Law in Plain English: Young v. United Parcel Service

This is one in a series of posts designed to describe court decisions in plain English. For more detail and background on the legal issues, see the link to the case below. For similar posts, click here.

SCOTUSblogYoung v. United Parcel Service

Argument: Dec 3 2014 (Aud.)

Background: Peggy Sue Young was a part-time "air driver" for UPS, responsible for picking up and delivering packages that arrived by air carrier the previous night. During a leave of absence, Young became pregnant and left a doctor's note with her supervisor that she should not lift more than twenty pounds during the first twenty weeks of her pregnancy and not more than ten pounds thereafter. UPS's occupational health manager, Carolyn Martin, informed Young that UPS policy prevented Young from working while she was under the 20 pound restriction. Martin also determined that Young was ineligible for light duty assignment because light duty was only permitted for those with on-the-job injuries (as opposed to off-the-job injuries), those accommodated under the Americans with Disabilities Act (ADA) (federal courts have largely held that pregnancy is not a "disability" under the ADA), and those who had lost their Department of Transportation (DOT) certification, but not for pregnancy. Young filed a charge with the Equal Opportunity Employment Commission (EEOC), which issued Young a right to sue letter. Young then filed suit, alleging, among other things, that UPS's policy violated the Pregnancy Discrimination Act (PDA). The district court concluded that Young had not shown direct evidence of discrimination. Likewise, she failed to establish a prima facie case of sex discrimination. The Fourth Circuit affirmed. The panel reasoned that the text of the PDA was placed in the definitions section of Title VII; and as a result, it does not create a "distinct and independent cause of action" that would otherwise cause pregnancy to be treated more favorably than any other basis, including non-pregnancy-related sex discrimination covered by Title VII. A policy that treats pregnant and non-pregnant workers alike complied with the PDA. Even though UPS's policy might have been "insufficiently charitable," a lack of charity itself did not rise to discriminatory animus directed at pregnant employees.

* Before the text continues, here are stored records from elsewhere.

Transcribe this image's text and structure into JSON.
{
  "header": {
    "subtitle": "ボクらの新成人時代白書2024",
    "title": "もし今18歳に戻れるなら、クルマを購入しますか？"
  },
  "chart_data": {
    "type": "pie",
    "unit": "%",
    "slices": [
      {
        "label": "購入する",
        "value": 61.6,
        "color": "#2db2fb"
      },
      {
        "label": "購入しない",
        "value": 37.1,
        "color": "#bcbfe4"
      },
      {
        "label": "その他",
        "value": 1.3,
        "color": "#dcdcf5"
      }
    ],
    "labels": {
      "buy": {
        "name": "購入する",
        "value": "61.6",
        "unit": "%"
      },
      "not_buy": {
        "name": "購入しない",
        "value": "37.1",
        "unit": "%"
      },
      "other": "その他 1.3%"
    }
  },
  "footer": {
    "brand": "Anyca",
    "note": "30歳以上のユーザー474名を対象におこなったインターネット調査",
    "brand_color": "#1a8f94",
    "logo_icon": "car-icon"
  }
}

Issue: The question before the Court are whether, and in what circumstances, the Pregnancy Discrimination Act, 42 U.S.C. § 2000e(k), requires an employer that provides work accommodations to non-pregnant employees with work limitations to provide work accommodations to pregnant employees who are "similar in their ability or inability to work."

Holding: In a 6-3 decision, the Supreme Court ruled that an individual pregnant worker who seeks to show disparate treatment through indirect evidence may do so through application of the McDonnell Douglas framework by showing that she belongs to the protected class, that she sought accommodation, that the employer did not accommodate her, and that the employer did accommodate others “similar in their ability or inability to work.” The employer may then seek to justify its refusal to accommodate the plaintiff by relying on “legitimate, nondiscriminatory” reasons for denying accommodation.